Fashion Meets Political Architecture in Paris
Willy Chavarria staged his spring 2027 runway show inside the Espace Niemeyer building in Paris – the headquarters of the French Communist Party – turning a futurist concrete landmark into a backdrop for a collection built around community.

Why the French Communist Party’s Building
The Espace Niemeyer is not a neutral venue. Designed by Brazilian architect Oscar Niemeyer, the building sits in the 19th arrondissement and carries one of the more politically charged addresses in Paris fashion week history. Its domed main hall and curved white facade read less like a party headquarters and more like a vision of a society that never quite arrived – which may be exactly why Chavarria chose it.
The designer was direct about his reasoning. “I thought the backdrop of communism was appropriate, just given the influence of government in our daily lives,” he said. That statement isn’t dressed up as provocation for its own sake. It lands as something more considered – a designer who thinks about where power sits and what clothing does in relation to it.
Chavarria has built his label on clothing that speaks to working-class Latino identity, to masculinity outside its default settings, and to the kind of dignity that doesn’t require a luxury price point to mean something. Placing that work inside a building associated with collective politics rather than individual accumulation has a logic to it. The venue isn’t ironic. It’s consistent.
Fashion weeks regularly colonize churches, museums, and private estates. A communist party headquarters is a different kind of statement – not because communism is fashionable, but because the building asks a different set of questions about who spaces are built for and who gets to inhabit them.
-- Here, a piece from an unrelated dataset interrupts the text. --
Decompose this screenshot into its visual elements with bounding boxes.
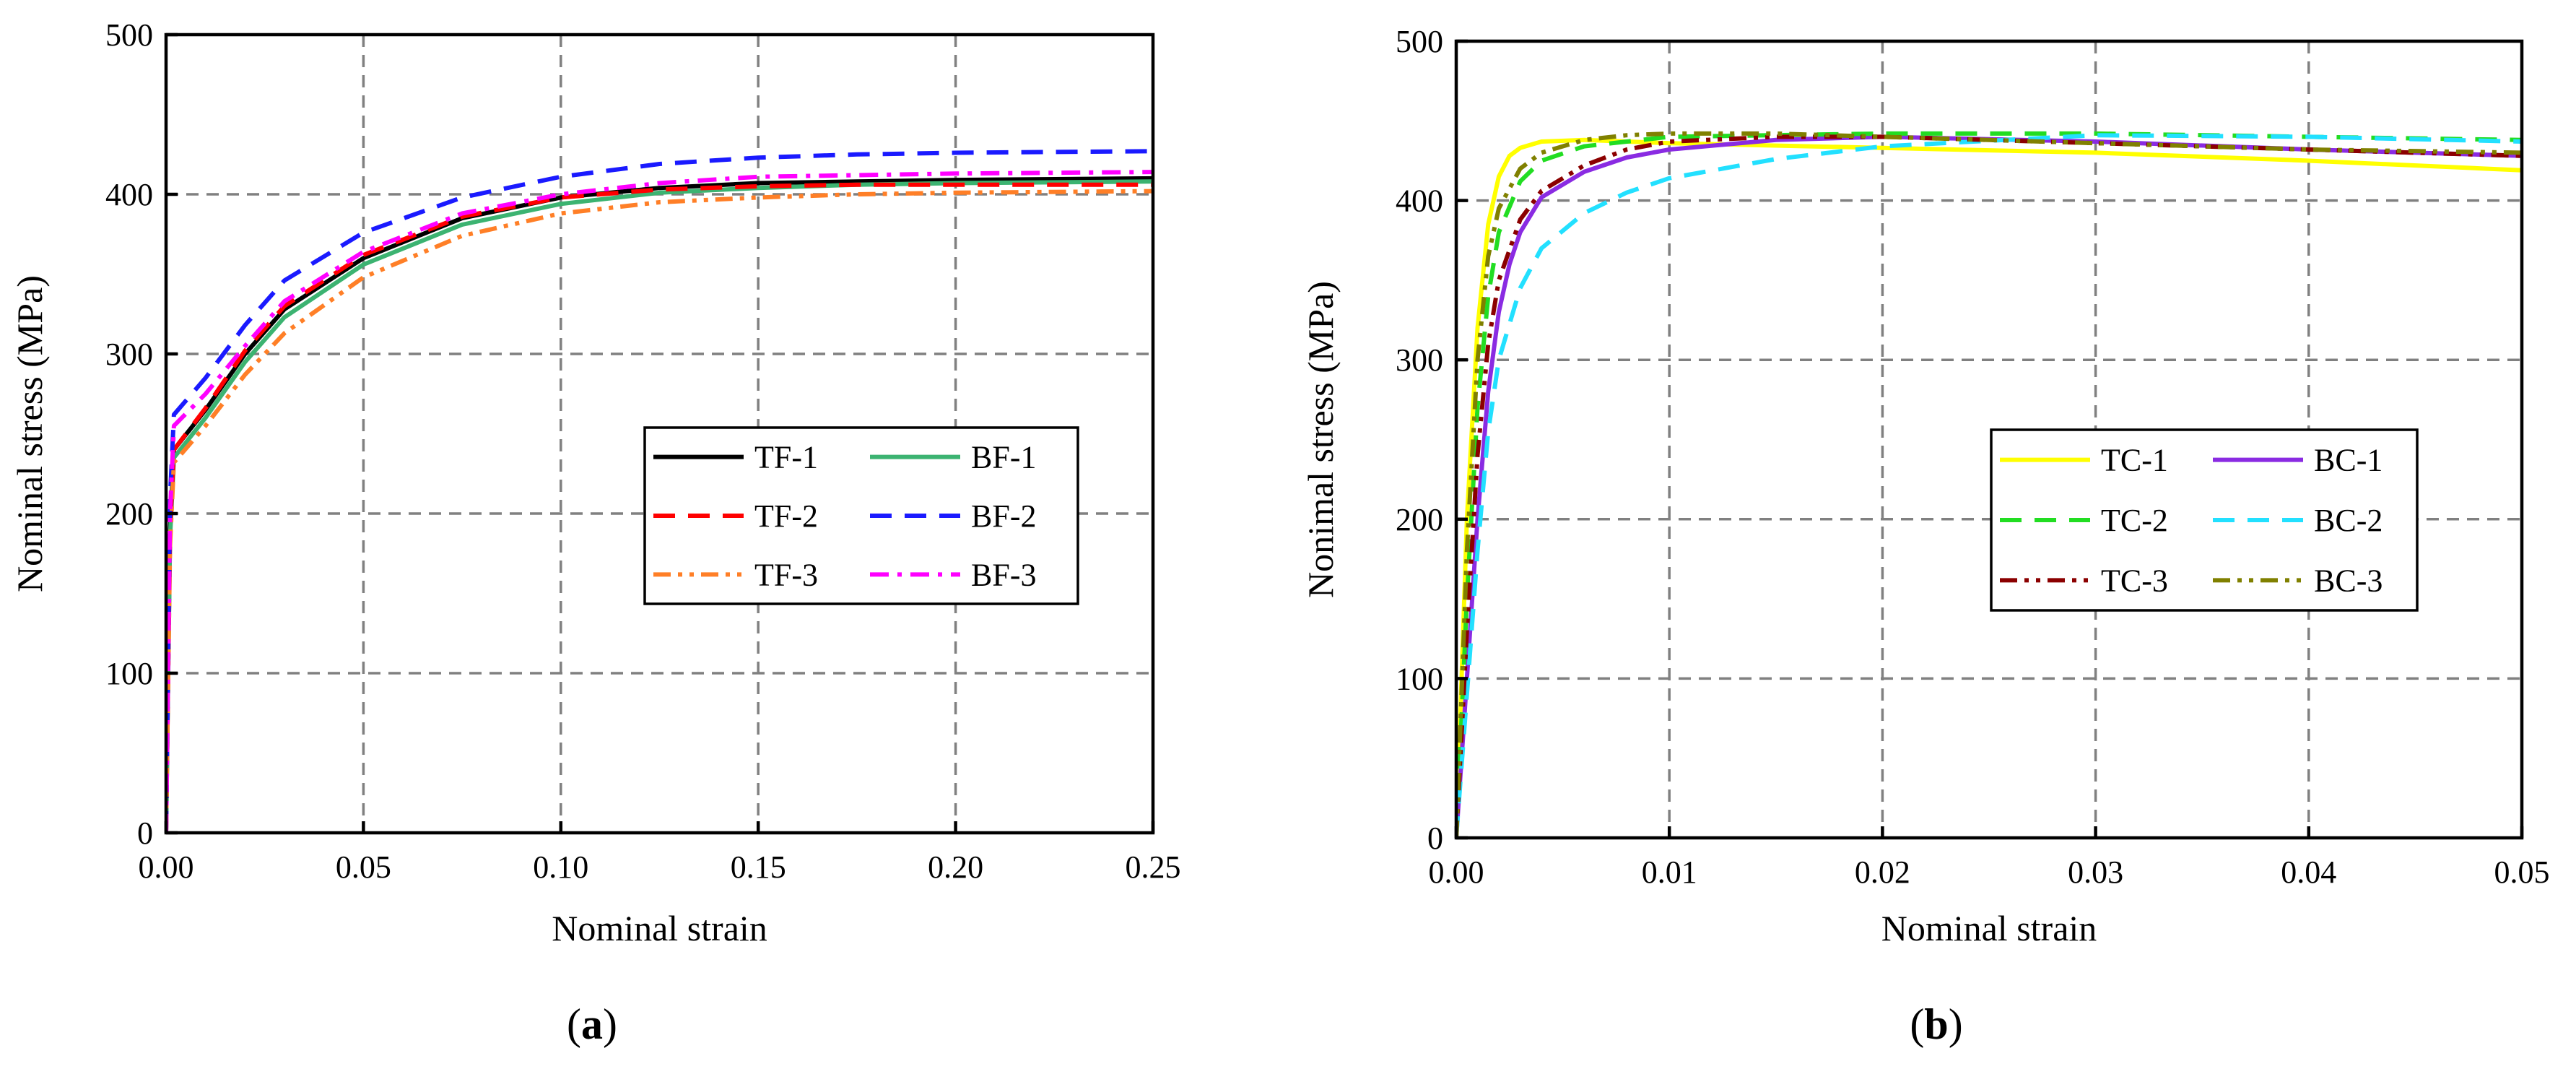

The Collection and What It Says About Now
The spring 2027 collection carried Chavarria’s signature – tailoring with weight and intention, silhouettes that don’t apologize for taking up space. Where much of Paris fashion week trends toward the ethereal or the deliberately unwearable, his work tends to stay close to the body and to the person wearing it. Spring 2027 kept that commitment intact.
Describing it as sophisticated undersells the specificity of what Chavarria does. The clothes don’t read as sophisticated in the way that word usually gets deployed in fashion coverage – meaning expensive-looking or emotionally remote. They’re precise without being cold. There’s craft in the construction and something personal in the result, which is a harder combination to pull off than it sounds.
The community theme running through the show connected directly to the location. An Espace Niemeyer audience watching a collection about collective identity, inside a building designed to house a political movement premised on collective ownership – Chavarria was working with the architecture, not against it. The building’s space-age curves and the collection’s measured elegance occupied the same register.
It also matters that this is spring 2027, shown during a Paris fashion week cycle that increasingly rewards spectacle over substance. Chavarria’s choice to anchor his show in political history and community identity rather than in fantasy or escapism says something about where his priorities sit relative to the industry around him. Whether buyers and editors follow that lead is a separate question from whether the work demands it.
His position as creative director at Calvin Klein – a role he’s held while continuing his own label – gives him an unusual dual standing in American fashion. The Chavarria brand operates from a different set of assumptions than a heritage American corporation, but both are now part of his public identity. The spring 2027 Paris show was entirely his own territory.

What Stays After the Show
Fashion venues get forgotten quickly. The Espace Niemeyer is harder to shake. A building commissioned by a political party whose century of history includes both genuine idealism and significant human cost doesn’t offer easy meaning – and Chavarria didn’t try to flatten it into one. His comment about the influence of government in daily life is precise and open-ended at the same time.
The spring 2027 collection will move toward production, buyers will place orders, and the show images will circulate through the usual channels. But the question Chavarria planted at the Espace Niemeyer – about what fashion owes to the people it claims to represent – doesn’t have a seasonal answer.